By Curt Peterson
Hundreds of volunteers in small towns along the Route 4 corridor filled biodegradable bags with roadside litter Saturday, May 4, during Vermont’s Green Up Day.
Fourteen intrepid outdoors folk waded, dug and dragged a full dumptruck full and three full pickups worth of “river litter” from the White and Ottauquechee Rivers. This particular clean-up group was organized by Upper Valley Trout Unlimited, led by Conservation Chairman Marty Banak, and Woodstock Inn and Resort Fly Fishing Shop, organized by shop guide Owen Ward.

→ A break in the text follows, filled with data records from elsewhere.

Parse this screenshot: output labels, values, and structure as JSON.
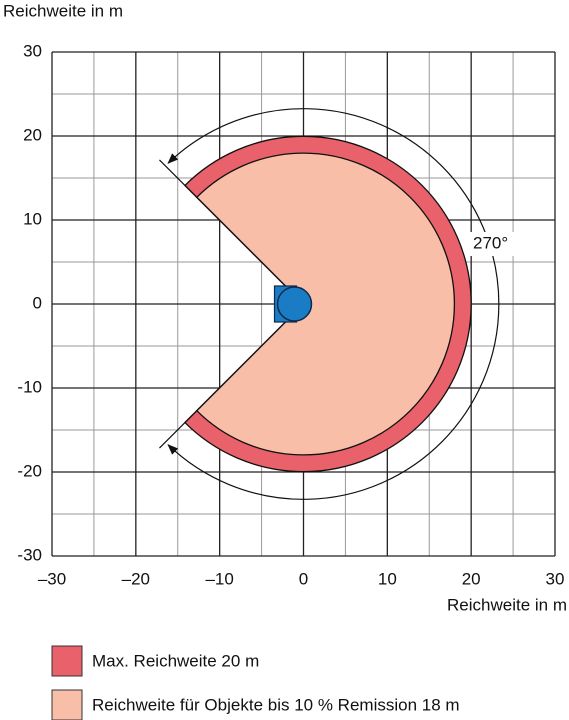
{
  "chart_data": {
    "type": "sector",
    "y_label": "Reichweite in m",
    "x_label": "Reichweite in m",
    "xlim": [
      -30,
      30
    ],
    "ylim": [
      -30,
      30
    ],
    "xticks": [
      {
        "value": -30,
        "label": "–30"
      },
      {
        "value": -20,
        "label": "–20"
      },
      {
        "value": -10,
        "label": "–10"
      },
      0,
      10,
      20,
      30
    ],
    "yticks": [
      {
        "value": -30,
        "label": "-30"
      },
      {
        "value": -20,
        "label": "-20"
      },
      {
        "value": -10,
        "label": "-10"
      },
      0,
      10,
      20,
      30
    ],
    "xminorticks": [
      -25,
      -15,
      -5,
      5,
      15,
      25
    ],
    "yminorticks": [
      -25,
      -15,
      -5,
      5,
      15,
      25
    ],
    "grid": true,
    "angle": 270,
    "angle_label": "270°",
    "series": [
      {
        "name": "Max. Reichweite 20 m",
        "color": "#e8616b",
        "radius": 20
      },
      {
        "name": "Reichweite für Objekte bis 10 % Remission 18 m",
        "color": "#f9bea8",
        "radius": 18
      }
    ]
  }
}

“Our group cleaned up the White from the West Hartford bridge to the dam in Sharon,” Marty Banak told the Mountain Times. “I scouted both rivers during the week to identify areas that were particularly in need.”
The Woodstock Inn volunteers are members of the resort’s “Green Team,” which is dedicated to improving and maintaining the area’s environment. They policed the area from East End Park through the Billings Farm property bordering the Ottauquechee.

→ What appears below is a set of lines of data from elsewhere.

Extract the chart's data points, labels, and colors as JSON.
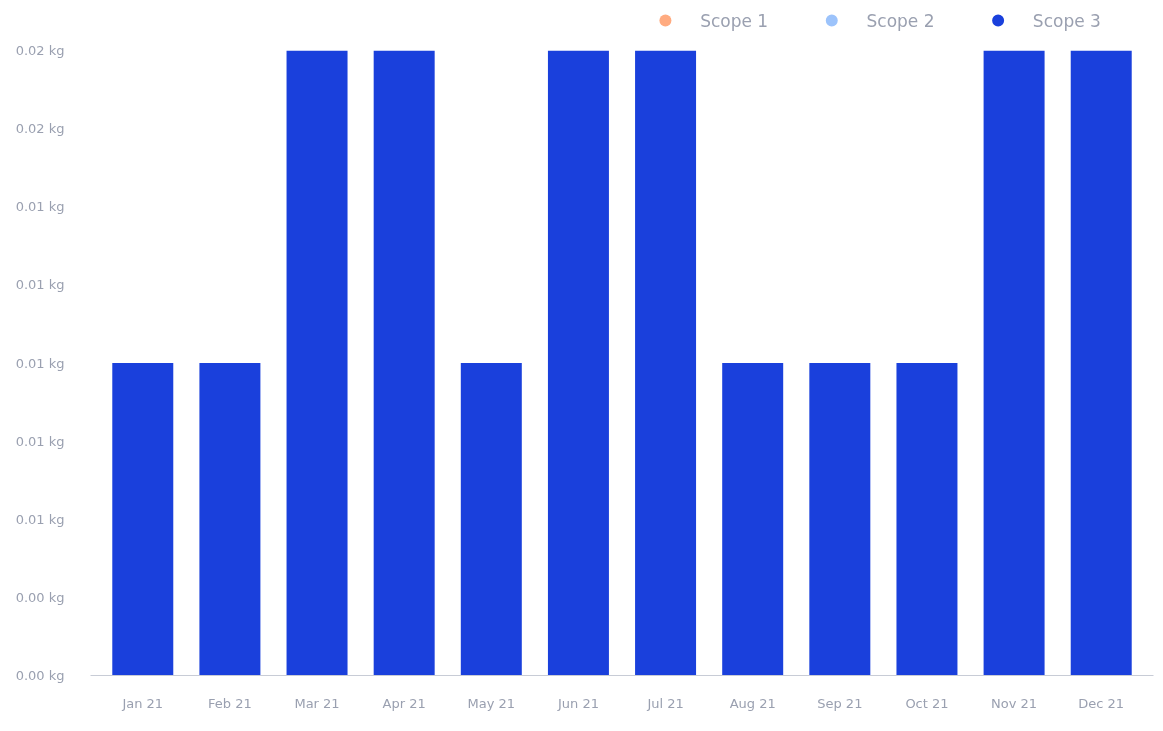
{
  "chart_data": {
    "type": "bar",
    "stacked": true,
    "categories": [
      "Jan 21",
      "Feb 21",
      "Mar 21",
      "Apr 21",
      "May 21",
      "Jun 21",
      "Jul 21",
      "Aug 21",
      "Sep 21",
      "Oct 21",
      "Nov 21",
      "Dec 21"
    ],
    "series": [
      {
        "name": "Scope 1",
        "color": "#ffab80",
        "values": [
          null,
          null,
          null,
          null,
          null,
          null,
          null,
          null,
          null,
          null,
          null,
          null
        ]
      },
      {
        "name": "Scope 2",
        "color": "#9cc3fb",
        "values": [
          null,
          null,
          null,
          null,
          null,
          null,
          null,
          null,
          null,
          null,
          null,
          null
        ]
      },
      {
        "name": "Scope 3",
        "color": "#1a40dc",
        "values": [
          0.01,
          0.01,
          0.02,
          0.02,
          0.01,
          0.02,
          0.02,
          0.01,
          0.01,
          0.01,
          0.02,
          0.02
        ]
      }
    ],
    "ylim": [
      0,
      0.02
    ],
    "yticks": [
      {
        "value": 0,
        "label": "0.00 kg"
      },
      {
        "value": 0.0025,
        "label": "0.00 kg"
      },
      {
        "value": 0.005,
        "label": "0.01 kg"
      },
      {
        "value": 0.0075,
        "label": "0.01 kg"
      },
      {
        "value": 0.01,
        "label": "0.01 kg"
      },
      {
        "value": 0.0125,
        "label": "0.01 kg"
      },
      {
        "value": 0.015,
        "label": "0.01 kg"
      },
      {
        "value": 0.0175,
        "label": "0.02 kg"
      },
      {
        "value": 0.02,
        "label": "0.02 kg"
      }
    ],
    "grid": false,
    "legend": "top right"
  }
}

Unlike the back roads of Hartland, the rivers attract some significant debris. Banak said the White River salvage included 11 tires, a 120-gallon propane tank, a hot water heater, a 55-gallon drum and some shipping skids.

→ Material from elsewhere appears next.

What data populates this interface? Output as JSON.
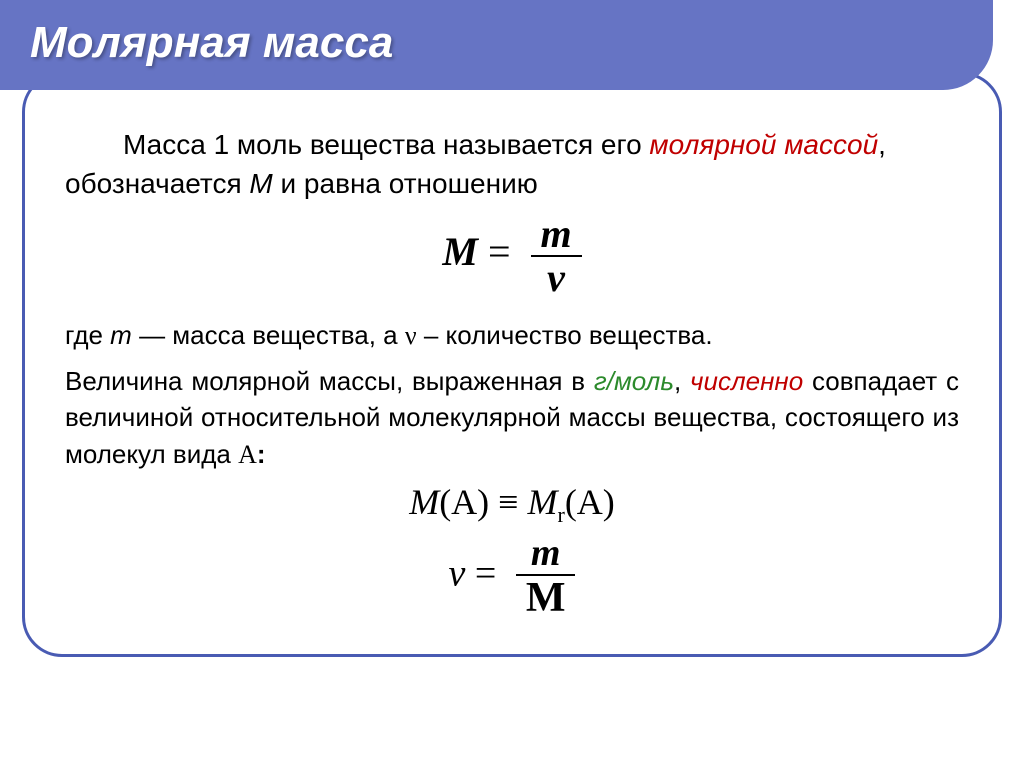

“One issue is plastic bale wrap,” Banak said. “The round bales stored near riverbanks get washed into the river, the rocks tear the wrap off, and it ends up tangled in trees.”
He said one large wrap strip was 30 feet above the normal water level, probably ending up there during floods.
Detritus was taken to the Quechee Green, where green-up managers accepted everything but the tires, which had to be taken to Hartford Town Hall.